Rachel Marie Stone – Writers on the Classics #12

March 22, 2013 — Leave a comment

 

Page 3: Rachel Marie Stone on the Classics

The Bell Jar
by Sylvia Plath
(1963)

I first read The Bell Jar when I was a student in college and I’ve returned to it many times since. Though times have changed since Esther Greenwood was tripping aimlessly through her coveted internship at a “smart” fashion magazine in New York City in the 1950s, struggling against depression and hopelessness and the feeling that all her successes came to nothing, Plath’s description of the isolating nature of depression–a feeling of sitting under a bell jar, stewing in one’s own “sour air”–remain as potent and ever. And especially in the US, the difficult choices between family and career–and the attendant judgment with which such choices are met–remain pretty much current.

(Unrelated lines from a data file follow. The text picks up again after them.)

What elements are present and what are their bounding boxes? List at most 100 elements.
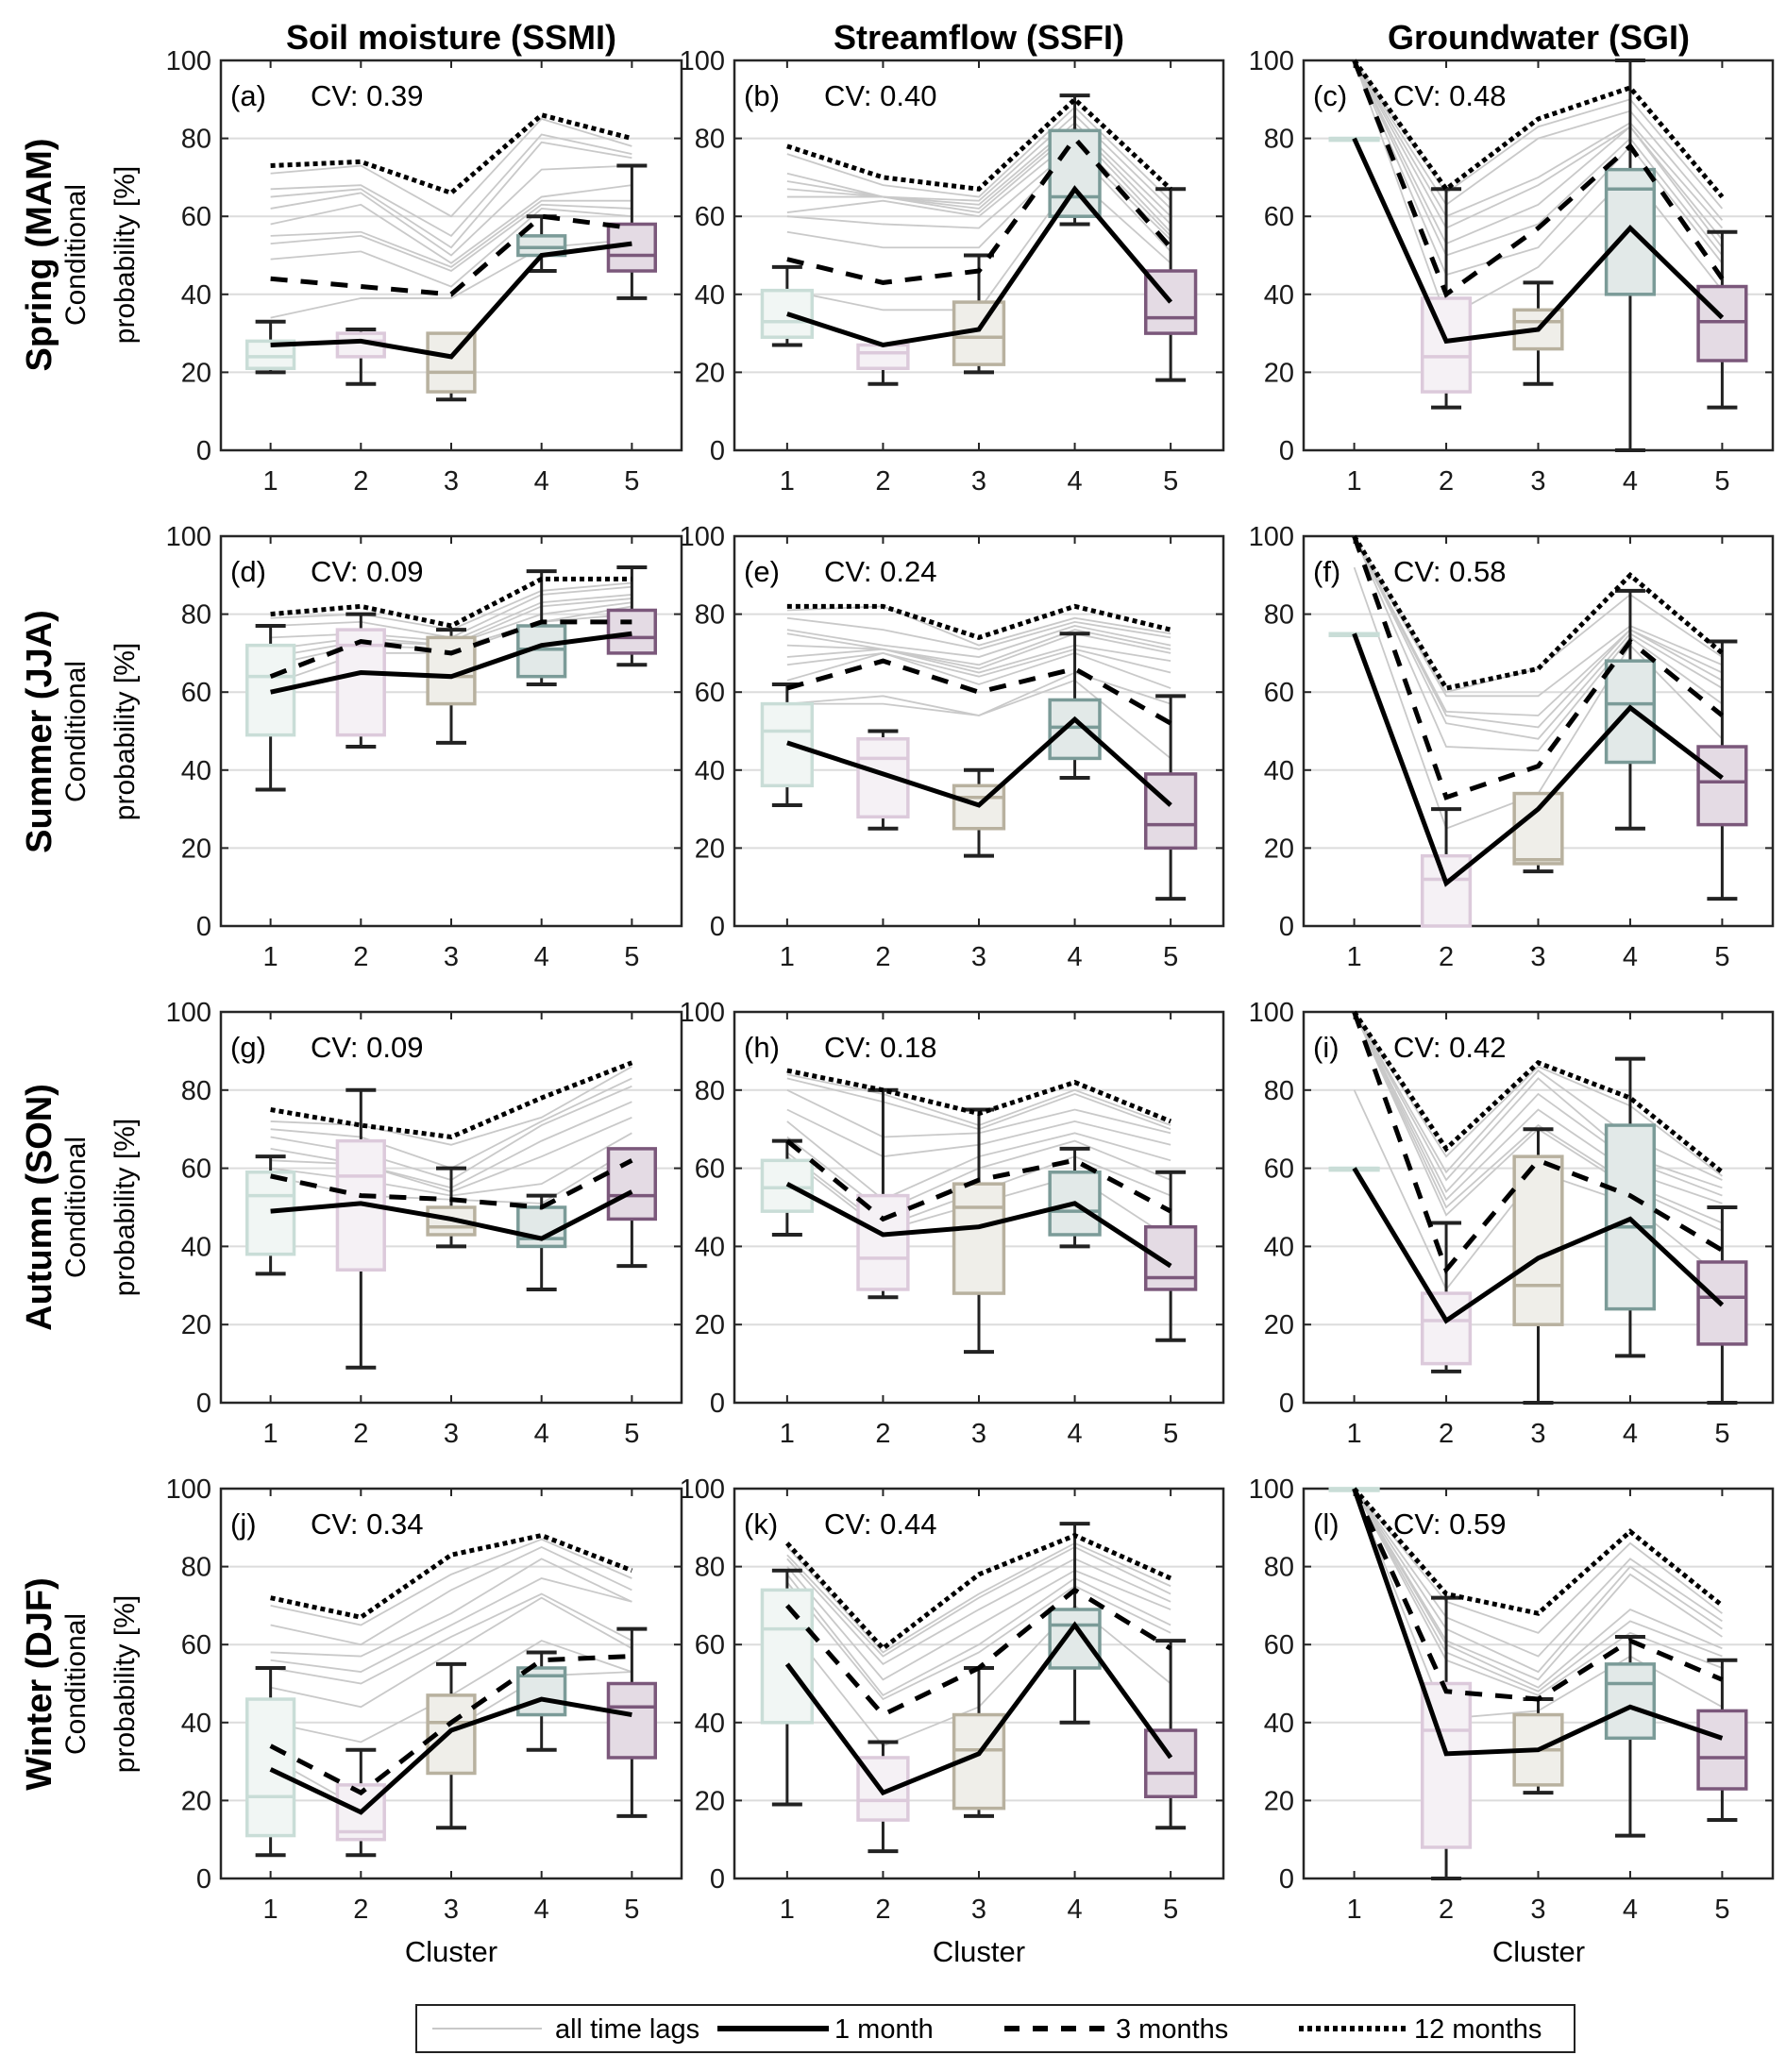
y-tick-label: 80 bbox=[181, 1553, 211, 1583]
y-tick-label: 20 bbox=[695, 834, 725, 864]
y-tick-label: 60 bbox=[1264, 1154, 1294, 1185]
panel-label: (c) bbox=[1313, 79, 1347, 112]
y-tick-label: 80 bbox=[1264, 1553, 1294, 1583]
cv-annotation: CV: 0.18 bbox=[824, 1031, 936, 1064]
lag-line bbox=[1353, 59, 1724, 210]
x-tick-label: 3 bbox=[1530, 466, 1545, 497]
line-1-month bbox=[1352, 632, 1724, 887]
ylabel-line2-row2: probability [%] bbox=[110, 643, 141, 820]
line-3-months bbox=[1352, 1011, 1724, 1275]
lag-line bbox=[1353, 59, 1724, 221]
y-tick-label: 40 bbox=[695, 756, 725, 786]
x-tick-label: 1 bbox=[263, 1895, 278, 1925]
x-tick-label: 4 bbox=[1623, 1419, 1638, 1449]
box-cluster-4 bbox=[1048, 128, 1102, 218]
line-1-month bbox=[270, 241, 632, 360]
panel-e: 0 20 40 60 80 100 1 2 3 4 5 (e) CV: 0.24 bbox=[680, 522, 1225, 972]
box-cluster-5 bbox=[606, 608, 658, 655]
lag-line bbox=[1353, 1011, 1723, 1197]
lag-line bbox=[786, 629, 1171, 666]
column-title-soil-moisture: Soil moisture (SSMI) bbox=[286, 18, 616, 57]
box-cluster-2 bbox=[856, 343, 910, 371]
line-3-months bbox=[1352, 59, 1725, 298]
y-tick-label: 40 bbox=[181, 1232, 211, 1262]
y-tick-label: 100 bbox=[166, 522, 211, 552]
x-tick-label: 1 bbox=[1347, 466, 1362, 497]
y-tick-label: 40 bbox=[695, 280, 725, 311]
line-1-month bbox=[270, 631, 632, 695]
box-cluster-5 bbox=[1696, 745, 1748, 827]
y-tick-label: 20 bbox=[1264, 358, 1294, 388]
line-12-months bbox=[1352, 1487, 1724, 1616]
y-tick-label: 100 bbox=[1249, 46, 1294, 76]
y-tick-label: 60 bbox=[695, 202, 725, 232]
lag-line bbox=[786, 1566, 1171, 1681]
x-tick-label: 4 bbox=[534, 466, 549, 497]
box-cluster-5 bbox=[606, 1681, 658, 1760]
lag-line bbox=[1353, 1011, 1723, 1224]
x-tick-label: 5 bbox=[624, 1419, 639, 1449]
box-cluster-5 bbox=[1143, 1728, 1198, 1799]
y-tick-label: 40 bbox=[1264, 280, 1294, 311]
x-tick-label: 5 bbox=[1714, 1419, 1729, 1449]
lag-line bbox=[786, 644, 1171, 674]
lag-line bbox=[1353, 59, 1724, 229]
panel-k: 0 20 40 60 80 100 1 2 3 4 5 (k) CV: 0.44 bbox=[680, 1474, 1225, 1925]
panel-label: (b) bbox=[744, 79, 780, 112]
x-tick-label: 2 bbox=[875, 1895, 890, 1925]
x-tick-label: 1 bbox=[780, 1419, 795, 1449]
lag-line bbox=[1353, 535, 1723, 716]
panel-f: 0 20 40 60 80 100 1 2 3 4 5 (f) CV: 0.58 bbox=[1249, 522, 1775, 972]
y-tick-label: 60 bbox=[1264, 678, 1294, 708]
box-cluster-2 bbox=[1420, 1291, 1473, 1366]
x-tick-label: 2 bbox=[1439, 1895, 1454, 1925]
lag-line bbox=[270, 208, 632, 288]
box-cluster-4 bbox=[1048, 698, 1102, 761]
legend-label-1-month: 1 month bbox=[834, 2014, 934, 2045]
y-tick-label: 80 bbox=[181, 125, 211, 155]
x-tick-label: 3 bbox=[444, 942, 459, 972]
cv-annotation: CV: 0.42 bbox=[1393, 1031, 1506, 1064]
x-tick-label: 5 bbox=[1714, 942, 1729, 972]
x-tick-label: 4 bbox=[1067, 1895, 1082, 1925]
lag-line bbox=[270, 1577, 632, 1674]
lag-line bbox=[1353, 59, 1724, 257]
box-cluster-2 bbox=[1420, 296, 1473, 394]
cv-annotation: CV: 0.09 bbox=[311, 555, 423, 588]
cv-annotation: CV: 0.58 bbox=[1393, 555, 1506, 588]
x-tick-label: 4 bbox=[1067, 466, 1082, 497]
x-tick-label: 2 bbox=[353, 466, 368, 497]
panel-label: (j) bbox=[230, 1508, 257, 1541]
line-12-months bbox=[270, 1060, 633, 1140]
y-tick-label: 80 bbox=[695, 125, 725, 155]
x-tick-label: 1 bbox=[1347, 942, 1362, 972]
line-3-months bbox=[270, 1158, 633, 1210]
y-tick-label: 0 bbox=[196, 912, 211, 942]
y-tick-label: 100 bbox=[166, 46, 211, 76]
y-tick-label: 0 bbox=[1279, 912, 1294, 942]
x-tick-label: 4 bbox=[534, 1895, 549, 1925]
lag-line bbox=[270, 1592, 632, 1685]
y-tick-label: 100 bbox=[166, 1474, 211, 1505]
lag-line bbox=[1353, 59, 1724, 248]
y-tick-label: 0 bbox=[710, 1864, 725, 1895]
lag-line bbox=[1353, 1011, 1723, 1189]
x-tick-label: 2 bbox=[353, 1895, 368, 1925]
line-3-months bbox=[786, 134, 1173, 285]
line-12-months bbox=[786, 95, 1172, 192]
cv-annotation: CV: 0.40 bbox=[824, 79, 936, 112]
box-cluster-2 bbox=[1420, 853, 1473, 928]
x-tick-label: 5 bbox=[1163, 1895, 1178, 1925]
x-tick-label: 2 bbox=[1439, 942, 1454, 972]
panel-l: 0 20 40 60 80 100 1 2 3 4 5 (l) CV: 0.59 bbox=[1249, 1474, 1775, 1925]
lag-line bbox=[270, 117, 632, 218]
y-tick-label: 40 bbox=[181, 1709, 211, 1739]
y-tick-label: 0 bbox=[196, 436, 211, 466]
lag-line bbox=[786, 121, 1171, 217]
y-tick-label: 0 bbox=[1279, 1864, 1294, 1895]
row-title-spring: Spring (MAM) bbox=[20, 139, 59, 372]
y-tick-label: 80 bbox=[695, 1076, 725, 1106]
y-tick-label: 100 bbox=[680, 522, 725, 552]
line-12-months bbox=[270, 112, 632, 196]
panel-label: (a) bbox=[230, 79, 266, 112]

The Supper of the Lamb: A Culinary Reflection
By Robert Farrar Capon
(1967)

No one writes like Robert Farrar Capon; he sounds like no one but himself. He’s opinionated, funny, and deeply profound, and this book is a celebration of creativity and the goodness of this world. I return to it again and again, as much for spiritual nourishment as for culinary inspiration.

More-With-Less Cookbook

(1976)

While some of the recipes in More-With-Less are dated, the introductory material to each chapter set forth a vision of food as being pleasurable and community-forming as well as a site for using resources responsibly and being mindful of those who don’t have enough to eat. Green and socially conscious before it was trendy, this book belongs on the shelf of any person who loves good, simple food, appreciates thrift, and longs for more connection and pleasure around the table.

Of Woman Born: Motherhood as Experience and Institution

By Adrienne Rich
(1977)

At least twice a month, I see an article or blog post insisting that “feminism” turns women into mannish creatures who hate children. And each time, I think, “which feminists?” Of Woman Born is a classic of feminist literature, but unlike famous feminists who insisted upon the possibility of a radical equality (Simone de Beauvoir, Shulamith Firestone), Adrienne Rich explores the power and potential of woman’s ways of knowing and being in the world; of the need to take maternal love–and anger–seriously. The best thing about this book is her continual awareness of the difference in women’s experiences depending on whether they’re rich or poor, as much of what we idolize as ‘true womanhood,’ or true motherhood, is little more than relative economic privilege.